The very next day Miles calls me and tells me he is sorry for what he said. That is pretty much what things are like with Miles these days. I have decided that puberty in a mentally ill child is like puberty on steroids!! I guess if there is an “up” side here, we are getting a break from such a tumultuous time in his development. If the situation weren’t so devastating I thing I could take more comfort in that.

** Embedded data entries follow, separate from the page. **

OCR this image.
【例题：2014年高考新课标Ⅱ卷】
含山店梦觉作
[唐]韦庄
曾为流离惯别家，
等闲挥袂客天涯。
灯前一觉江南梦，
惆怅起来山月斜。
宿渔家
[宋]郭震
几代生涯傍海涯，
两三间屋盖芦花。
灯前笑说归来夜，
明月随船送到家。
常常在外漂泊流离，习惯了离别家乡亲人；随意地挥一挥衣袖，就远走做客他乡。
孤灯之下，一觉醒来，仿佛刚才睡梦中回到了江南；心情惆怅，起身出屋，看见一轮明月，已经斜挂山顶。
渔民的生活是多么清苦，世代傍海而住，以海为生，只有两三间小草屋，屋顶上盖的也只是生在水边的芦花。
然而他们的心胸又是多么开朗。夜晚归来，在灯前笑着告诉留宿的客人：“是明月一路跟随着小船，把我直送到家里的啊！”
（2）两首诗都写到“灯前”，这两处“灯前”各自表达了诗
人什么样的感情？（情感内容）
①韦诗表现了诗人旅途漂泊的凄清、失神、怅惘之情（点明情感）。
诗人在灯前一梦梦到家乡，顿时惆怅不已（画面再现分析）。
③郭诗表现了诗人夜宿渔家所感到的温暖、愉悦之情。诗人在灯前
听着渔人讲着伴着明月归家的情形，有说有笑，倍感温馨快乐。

Tomorrow will be another day. Hopefully an uneventful one. 

 

Thankful

I watch how my son struggles and it seems so unfair. I wonder how much of  everything he is going through he really understands. He is only 13 and mentally about 7 -9. I can only imagine how difficult it is for him. Whenever I feel my sadness for Miles wash over me, I remind myself that I have to stay strong for him. I have to keep fighting. I refuse to let Miles just fall through the cracks of a broken system. As difficult as it is for all of us that he is away from home we have to be thankful that at least he is less likely to harm himself or anyone else for now. I am hopeful that while he is in a residential treatment center that there will be some kind of breakthrough that will help him. I am grateful that Miles has some good days that allow him to enjoy himself  and as strange as it may sound to some, I am relieved that he doesn’t have a real perception of time. Perhaps one day all this time he has spent away from home will not seem like such an eternity as it does right now.

Anger

It is hard not to feel anger over the situation with Miles. I am angry that I can’t help him more than what I can. I see his frustration. I know he just wants to be a “normal” kid. He is angry and lashing out at everyone that is trying to help him. I know he must feel trapped. 

Our journey with a mentally ill son

Miles was 16 months old when he came to live with us as a foster child. He was supposed to reunite with his birth mom within a year. That didn’t happen. Miles is now our adopted son and he is 13 years old. We can barely remember a time that he wasn’t a part of our family. Looking back, of  course there were signs of what the future might bring. Every time we confided in anyone the things we were concerned about we came to the conclusion that maybe he was just a normal boy. Not entirely normal. There were some health problems and learning difficulties and speech problems early on. We just took one thing at a time and dealt with it the best we could. Miles was an adorable young child. For the most part he was easy going and a joy to be around. There were however some temper tantrums and destruction of toys. Early on there was also some food hoarding that seemed to get better but not entirely as it seemed he could not stand for others to eat without him eating even if he had just been fed. Miles also had a lot of food allergies and would sneak into the cabinets and refrigerator and eat large amounts of food that he had been denied because of his allergies. We also had a difficult time teaching Miles to learn consequences for his actions. The disruptions caused by Miles sneaking into our bedrooms, taking things that didn’t belong to him, attempting to set fires, cruelty to pets, refusal to cooperate with school work, lying ,and a lot of other things including refusing to bathe became totally overwhelming between age 7 and 9. By the time Miles was 11 he had been placed in acute mental health centers 5 times and once in a long term treatment center for being harmful to himself and others. That first stay in a long term treatment center was a 9 month experience. He was only home for 2 months before being admitted to acute care several times and now again in a long term treatment center where he has been for 9 months now. The fight to get him help has been an absolute nightmare.